As mentioned in the [Getting Started](./1_getting_started.ipynb) notebook, `pydaddy` allows us to check if all underlying assumptions for fitting a drift-diffusion model are met. In case for 2D, the `noise_diagnostics()` functions creates the following plots:
- The distribution of the noise, along with the correlation matrix as an inset. The residual distribution should be an isotropic Gaussian distribution, and the correlation matrix should be identitity
- Autocorrelation of the components of residuals $\eta_x$, $\eta_y$. These should be uncorrelated, i.e. the autocorrelation times should be close to 0.
- QQ plots of the marginals $\eta_x$ and $\eta_y$ against theoretical Gaussian distributions of the same mean and variance. Ideally (i.e. if the residuals are Gaussian distributed), all points of these plots should fall on a straight line of slope 1.

In [None]:
ddsde.noise_diagnostics()

The `model_diagnostics()` functions checks if the model is self-consistent. 

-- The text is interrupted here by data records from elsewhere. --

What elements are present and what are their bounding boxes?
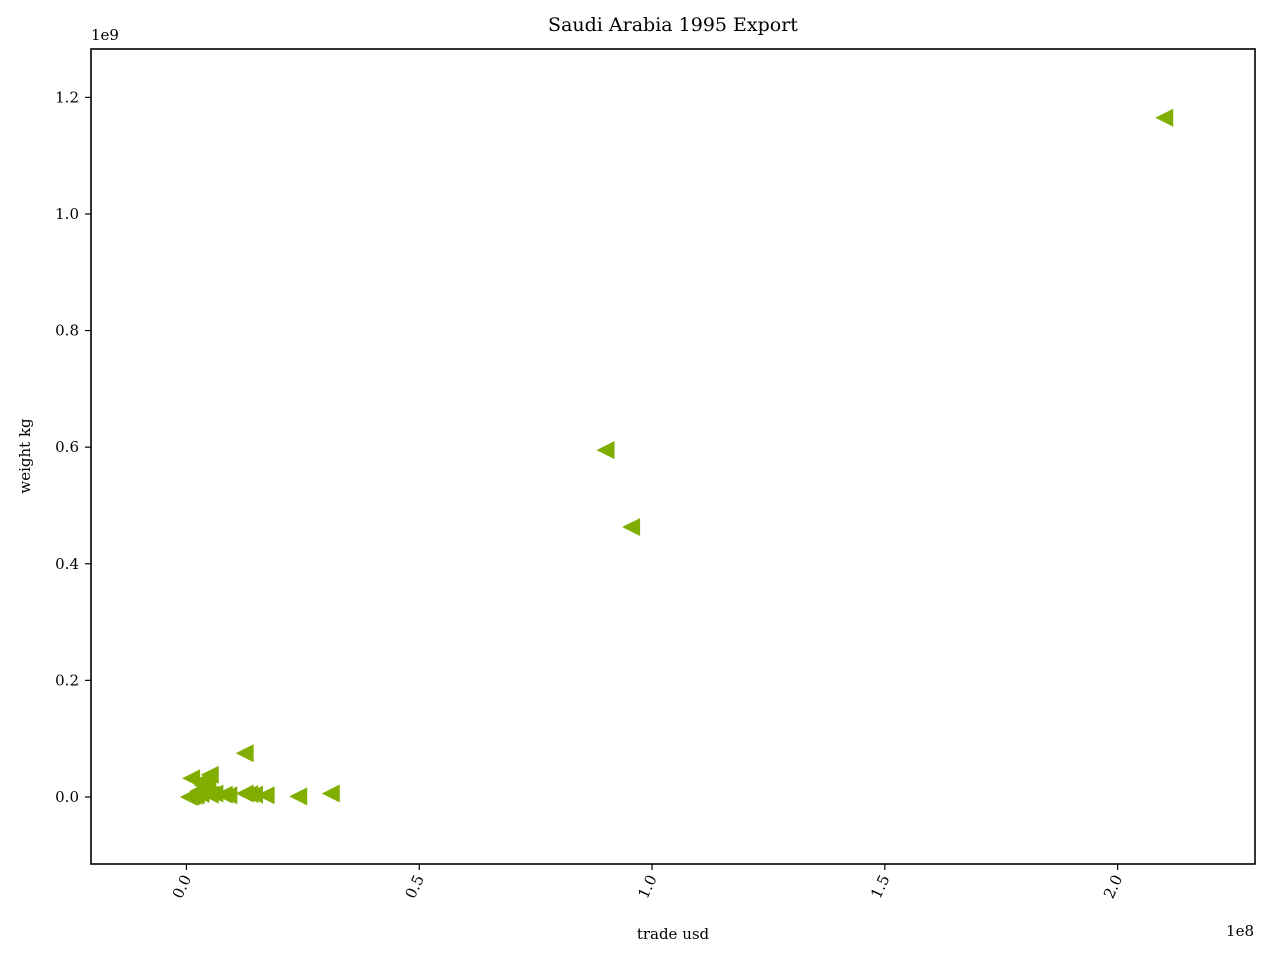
data-point bbox=[235, 744, 254, 763]
data-point bbox=[596, 441, 615, 460]
x-tick-label: 1.0 bbox=[634, 872, 660, 901]
x-tick-label: 1.5 bbox=[867, 872, 893, 901]
data-point bbox=[205, 784, 224, 803]
data-point bbox=[321, 784, 340, 803]
y-tick-label: 1.0 bbox=[55, 205, 79, 223]
y-tick-label: 0.8 bbox=[55, 322, 79, 340]
y-tick-label: 1.2 bbox=[55, 88, 79, 106]
x-tick-label: 0.0 bbox=[169, 872, 195, 901]
data-point bbox=[219, 786, 238, 805]
data-point bbox=[289, 787, 308, 806]
x-axis-offset-label: 1e8 bbox=[1226, 922, 1254, 940]
data-points bbox=[179, 108, 1174, 806]
x-tick-label: 2.0 bbox=[1100, 872, 1126, 901]
data-point bbox=[256, 786, 275, 805]
data-point bbox=[184, 786, 203, 805]
data-point bbox=[1155, 108, 1174, 127]
x-tick-label: 0.5 bbox=[401, 872, 427, 901]
plot-area-frame bbox=[90, 48, 1256, 865]
data-point bbox=[244, 785, 263, 804]
chart-title: Saudi Arabia 1995 Export bbox=[548, 14, 798, 36]
data-point bbox=[622, 518, 641, 537]
x-axis-label: trade usd bbox=[637, 925, 710, 943]
y-tick-label: 0.4 bbox=[55, 555, 79, 573]
y-tick-label: 0.6 bbox=[55, 438, 79, 456]
y-tick-label: 0.0 bbox=[55, 788, 79, 806]
y-axis-offset-label: 1e9 bbox=[91, 26, 119, 44]
y-tick-label: 0.2 bbox=[55, 671, 79, 689]
y-axis-label: weight kg bbox=[16, 418, 34, 494]
data-point bbox=[182, 769, 201, 788]
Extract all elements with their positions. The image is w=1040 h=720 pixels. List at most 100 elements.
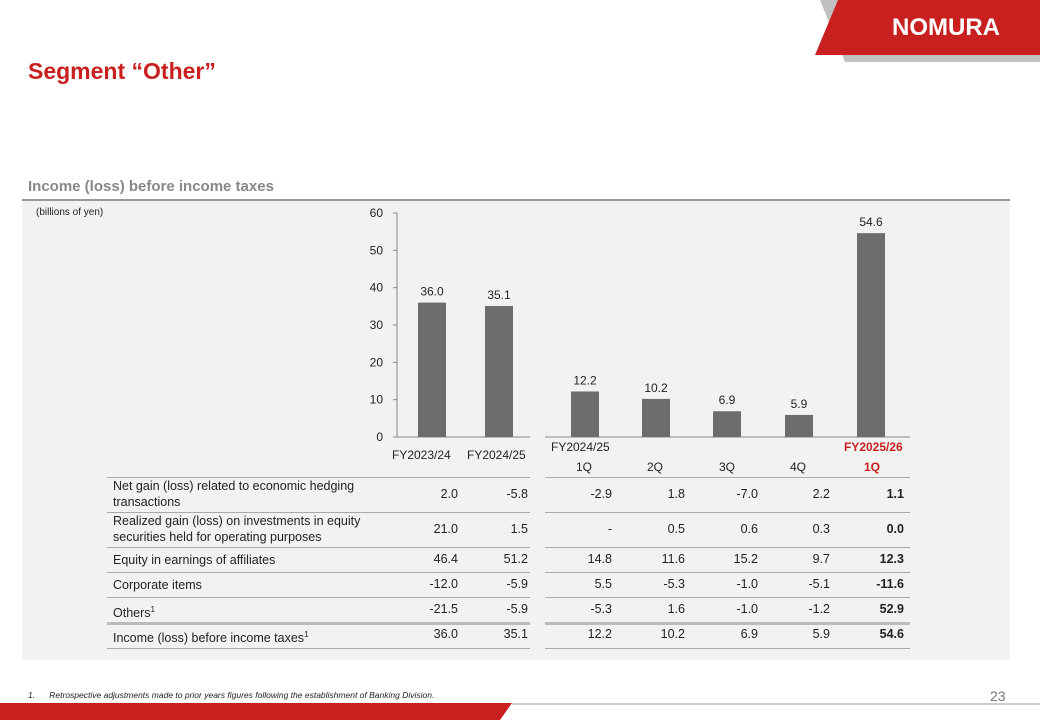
bar-1 [485,305,513,437]
bar-4 [713,411,741,437]
row-divider [545,547,910,548]
x-label-q4: 4Q [790,460,807,474]
x-label-fy-curr: FY2025/26 [844,440,903,454]
table-cell: -5.9 [506,576,528,591]
y-tick-label: 60 [370,206,384,220]
table-cell: -5.1 [808,576,830,591]
footnote-number: 1. [28,690,36,700]
table-cell: -7.0 [736,486,758,501]
row-label-text: Realized gain (loss) on investments in e… [113,514,361,544]
table-cell: 1.5 [510,521,528,536]
x-label-q3: 3Q [719,460,736,474]
table-cell: 1.6 [667,601,685,616]
row-label: Realized gain (loss) on investments in e… [113,513,373,545]
footnote-ref: 1 [304,630,309,639]
x-label-q1: 1Q [576,460,593,474]
x-label-fy2023: FY2023/24 [392,448,451,462]
row-divider [107,512,530,513]
table-cell: 10.2 [660,627,685,641]
table-cell: 5.9 [812,627,830,641]
table-cell: -5.8 [506,486,528,501]
table-cell: 21.0 [433,521,458,536]
page-number: 23 [990,688,1006,704]
x-label-q2: 2Q [647,460,664,474]
row-divider [545,597,910,598]
bar-value-label: 6.9 [719,393,736,407]
row-divider [545,477,910,478]
row-label-text: Others [113,605,151,620]
y-tick-label: 40 [370,281,384,295]
row-divider [545,648,910,649]
table-cell: 2.2 [812,486,830,501]
bar-value-label: 5.9 [791,397,808,411]
table-cell: 9.7 [812,551,830,566]
bar-5 [785,414,813,437]
bar-value-label: 54.6 [859,215,883,229]
row-label-text: Net gain (loss) related to economic hedg… [113,479,355,509]
row-divider [107,597,530,598]
table-cell: -1.0 [736,601,758,616]
section-rule [22,199,1010,201]
footer-line [512,703,1040,705]
table-cell: -1.2 [808,601,830,616]
table-cell: 0.6 [740,521,758,536]
y-tick-label: 0 [376,430,383,444]
row-divider [107,622,530,625]
row-divider [107,648,530,649]
bar-value-label: 10.2 [644,381,668,395]
table-cell: 6.9 [740,627,758,641]
table-cell: 54.6 [879,627,904,641]
x-label-curr-q: 1Q [864,460,881,474]
bar-2 [571,391,599,437]
row-divider [545,572,910,573]
footnote-text: Retrospective adjustments made to prior … [49,690,435,700]
y-tick-label: 30 [370,318,384,332]
table-cell: 46.4 [433,551,458,566]
logo-banner [815,0,1040,55]
footnote-ref: 1 [150,604,155,614]
table-cell: 14.8 [587,551,612,566]
table-cell: -5.9 [506,601,528,616]
row-divider [107,572,530,573]
table-cell: - [607,521,612,536]
table-cell: 35.1 [503,627,528,641]
row-label-text: Corporate items [113,577,202,592]
row-label: Equity in earnings of affiliates [113,552,373,568]
row-label: Net gain (loss) related to economic hedg… [113,478,373,510]
table-cell: -2.9 [590,486,612,501]
table-cell: 0.0 [886,521,904,536]
table-cell: 51.2 [503,551,528,566]
bar-value-label: 36.0 [420,285,444,299]
footnote: 1. Retrospective adjustments made to pri… [28,690,434,700]
table-cell: 5.5 [594,576,612,591]
row-divider [545,622,910,625]
chart-panel [22,201,1010,660]
table-cell: -5.3 [663,576,685,591]
row-label: Income (loss) before income taxes1 [113,627,373,646]
x-label-fy2024: FY2024/25 [467,448,526,462]
row-divider [107,547,530,548]
x-label-fy-prev: FY2024/25 [551,440,610,454]
table-cell: 0.3 [812,521,830,536]
unit-label: (billions of yen) [36,207,104,218]
table-cell: -12.0 [429,576,459,591]
table-cell: 0.5 [667,521,685,536]
table-cell: -21.5 [429,601,459,616]
table-cell: 12.2 [587,627,612,641]
bar-value-label: 12.2 [573,373,597,387]
row-label: Corporate items [113,577,373,593]
table-cell: 1.1 [886,486,904,501]
table-cell: -1.0 [736,576,758,591]
table-cell: 11.6 [661,551,685,566]
table-cell: 1.8 [667,486,685,501]
bar-value-label: 35.1 [487,288,511,302]
page-title: Segment “Other” [28,58,216,84]
table-cell: 52.9 [879,601,904,616]
row-label: Others1 [113,602,373,621]
table-cell: -5.3 [590,601,612,616]
table-cell: 15.2 [733,551,758,566]
table-cell: 12.3 [879,551,904,566]
row-label-text: Equity in earnings of affiliates [113,552,276,567]
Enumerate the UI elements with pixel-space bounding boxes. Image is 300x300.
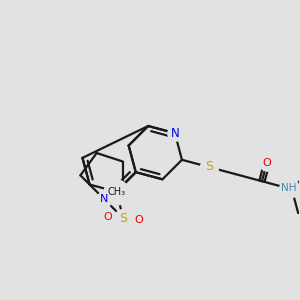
Text: CH₃: CH₃ [107, 187, 125, 197]
Text: O: O [103, 212, 112, 222]
Text: O: O [262, 158, 271, 168]
Text: S: S [119, 212, 128, 225]
Text: NH: NH [281, 183, 296, 194]
Text: O: O [135, 214, 143, 225]
Text: N: N [170, 127, 179, 140]
Text: N: N [100, 194, 108, 204]
Text: S: S [205, 160, 213, 173]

To do this, a simulated time series, with the same length and sampling time as the original time series, is generated by integrating the discovered SDE. The drift and diffusion functions are now re-estimated from this simulated time series, with the same fitting parameters as the original fit. If the model is self-consistent, the re-estimated drift and diffusion functions should match the original drift and diffusion.

(Note: This might take a few minutes to complete)

In [None]:
ddsde.model_diagnostics(oversample=5)